Vous avez affirmé au soir de votre démission, avoir reçu la visite de personnes auxquelles, vous ne vous attendiez pas.

-Je voudrais préciser que cet appel que j’ai lancé à l’endroit du président Ali Bongo s’est effectué avant la proclamation des résultats, un jour avant le 30 octobre et la tentative d’assassinat faisait déjà suite à une tentative d’enlèvement le soir même où j’ai fait ma première déclaration de démission.

Vous avez reçu la visite de personnes encagoulées ?
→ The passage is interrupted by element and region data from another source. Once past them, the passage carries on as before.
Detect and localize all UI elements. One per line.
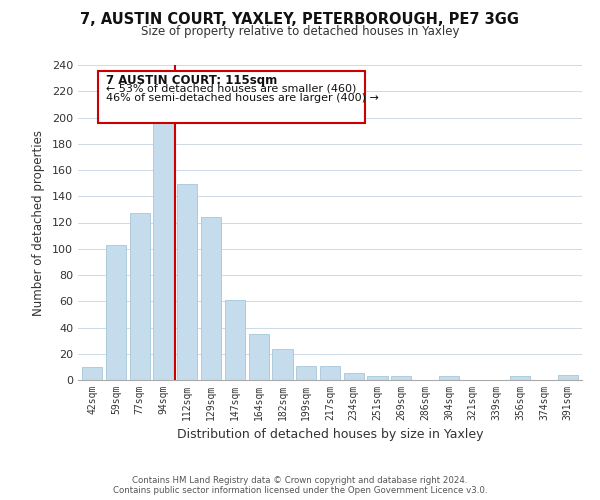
Bar xyxy=(201,217,221,380)
Text: 7, AUSTIN COURT, YAXLEY, PETERBOROUGH, PE7 3GG: 7, AUSTIN COURT, YAXLEY, PETERBOROUGH, P… xyxy=(80,12,520,28)
Text: 7 AUSTIN COURT: 115sqm: 7 AUSTIN COURT: 115sqm xyxy=(106,74,277,88)
Bar xyxy=(296,366,316,380)
Y-axis label: Number of detached properties: Number of detached properties xyxy=(32,130,45,316)
Bar xyxy=(130,214,150,380)
FancyBboxPatch shape xyxy=(98,72,365,124)
Text: Size of property relative to detached houses in Yaxley: Size of property relative to detached ho… xyxy=(141,25,459,38)
Bar xyxy=(510,376,530,380)
Bar xyxy=(106,245,126,380)
Bar xyxy=(344,374,364,380)
Text: Contains HM Land Registry data © Crown copyright and database right 2024.: Contains HM Land Registry data © Crown c… xyxy=(132,476,468,485)
Bar xyxy=(82,367,103,380)
Bar xyxy=(225,300,245,380)
X-axis label: Distribution of detached houses by size in Yaxley: Distribution of detached houses by size … xyxy=(177,428,483,442)
Bar xyxy=(439,376,459,380)
Bar xyxy=(367,376,388,380)
Text: 46% of semi-detached houses are larger (400) →: 46% of semi-detached houses are larger (… xyxy=(106,94,379,104)
Bar xyxy=(557,375,578,380)
Bar xyxy=(391,376,412,380)
Text: Contains public sector information licensed under the Open Government Licence v3: Contains public sector information licen… xyxy=(113,486,487,495)
Bar xyxy=(177,184,197,380)
Bar xyxy=(272,348,293,380)
Text: ← 53% of detached houses are smaller (460): ← 53% of detached houses are smaller (46… xyxy=(106,84,356,94)
Bar xyxy=(320,366,340,380)
Bar xyxy=(154,119,173,380)
Bar xyxy=(248,334,269,380)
-Oui, j’ai reçu la visite de personnes qui ont encerclé ma maison, alors que je venais de quitter cette maison .Quant à la tentative d’assassinat lui-même, elle  est intervenue le soir même du dépôt officiel  de ma démission. Démission que j’ai annoncée le 05 septembre pour laquelle, j’ai fait un dépôt  formel de lettre de démission, le 06 septembre 2016 et le soir du 06 septembre, dans la nuit du 06 au 07 septembre, j’ai reçu des visiteurs en civil  encagoulés  armés jusqu’aux dents qui  ont menotté mon gardien, ont détruit ma maison, cassé le système de video-surveillance en apportant l’enregistreur, cassant la porte de ma chambre en ne volant rien, ne prenant rien, sauf que ne me trouvant pas dans ma chambre, ils sont repartis en donnant un coup de crosse sur la tête de mon gardien. Dès lors, qu’ils sont rentrés dans la chambre d’une personnalité comme moi, sans rien prendre après ne m’avoir pas vu, cela veut dire que c’est moi qui étais dans le viseur.

Pour vous, les résultats pour une participation de plus de 99% et un score de plus de 99% pour Ali Bongo dans le haut Hogoué sont-ils réalistes ?

-Non seulement, il manque de réalisme, mais ils sont de façon notoirement faux, puisque ces résultats annoncés par le ministre de l’intérieur donnent un taux de participation différent de celui qui est contenu dans 174 bureaux de vote et de procès verbaux disponibles entre les mains des différents candidats qui ont pris part au scrutin dont le candidat de l’opposition Jean Ping. Dans ces 174 procès verbaux, il est mentionné qu’il y’a eu plus de 10000 abstentions, alors que le ministre de l’intérieur annonce qu’il y a eu 47 abstentions. Aussi, il est mentionné dans les annonces du ministre de l’intérieur 3000 suffrages exprimés à M Jean Ping, alors que dans les procès verbaux disponibles qui ne sont pas encore complets, il y a 3900 voix en faveur de Ping.

Peut-on s’attendre  à une décision transparente de la Cour constitutionnelle  dans les jours à venir?

-Il ne s’agit pas de  s’attendre à la décision transparente  de la Cour constitutionnelle. Il s’agit que le peuple gabonais comme un seul homme, exige le recomptage des voix à la Cour constitutionnelle comme, il l’avait demandé à la Commission électorale indépendante. Le peuple gabonais exige qu’un recomptage  se fasse dans la transparence en présence de toutes les parties (opposition et majorité présidentielle) et des observateurs internationaux pour crédibiliser ses élections.

Allez-vous rentrer bientôt au Gabon ?

-Oui, je vais rentrer bientôt au Gabon parce que le processus va se poursuivre. Après la mission de sensibilisation (demain, il y aura une rencontre avec la diaspora gabonaise à Paris), je vais retourner au Gabon pour faire triompher la démocratie.